• Revelations, or the Promise of Them

    “You should pick up these books when you have a chance,” the priest said. “No rush,” he said.

    I would like to thank God, the unquenchable thirst for knowledge that He provides, and my good friends at Thrift Books.

    In other news, I’ve officially begun RCIA and I fear I’m the most vocal of my class. But that just means they’ll spend the next six months listening to me ramble about how awesome God is.

    Six months? Indeed. My confirmation date is already on the calendar. Not that it has to be this coming year, but it’s most likely since I’m already a baptized Christian. It doesn’t seem possible. But when God says to get moving, you get moving. When He pushes you toward His intentions, you let yourself be pushed.

    He’s provided glimpses of my role in the Church. He’s eager for me to get moving, to be a part of this, because He has so many plans for me. For years I’ve wondered what I’m supposed to be doing, and how I can help Him. But it wasn’t until I was in the right place—not even there yet, but still moving toward it—that His plans could be revealed. I don’t know details. I laugh when I consider the possibilities, because they’re nothing like what I’d planned for myself. But my plans are nothing. He laughs at my plans. His are so much grander, and they can only be fulfilled through His church.


  • Rome Sweet Home

    When the priest learns you’re a reader (basically by trade), you’re in trouble. You can almost see the list of books scrolling through his mind at that moment, not wanting to bombard you with too much right away. Even though you would read that endless list of books. (Don’t tell him I said that. Not yet…)

    After narrowing down the endless options—and after the Bible itself—he offered Scott & Kimberly Hahn’s Rome Sweet Home. A conversion story? Of course I’m going to be into this, doubly so because they were previously anti-Catholic, Bible-thumping Evangelicals.

    We love telling our conversion stories. We love sharing how “stupid” we were, or the depths of our grief before coming to God. And we love hearing them, too, because it brings a sense of pride. Here are our friends, finally learning the truth. But I’m reading this book, and I’m also laughing. Because each conversion story is different, with the spectrum of human experience and emotion, but they’re also all the same.

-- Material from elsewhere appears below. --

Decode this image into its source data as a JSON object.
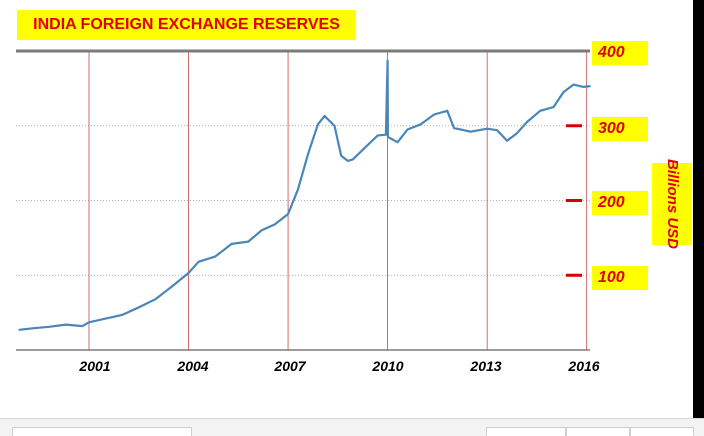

    future convert: Let me share this awesome discovery I made!
    Catholic friend: …that is literally what the Church teaches.
    future convert: NO IT’S NOT

    I’m only halfway through this book. I haven’t even reached their conversion yet. But I’m already so into this. Because it’s their unique story, with all their unique doubts and struggles… but it’s also so, so familiar.


And they said to him, “Inquire of God, we pray thee, that we may know whether the journey on which we are setting out will succeed.”

And the priest said to them, “Go in peace. The journey on which you go is under the eye of the LORD.”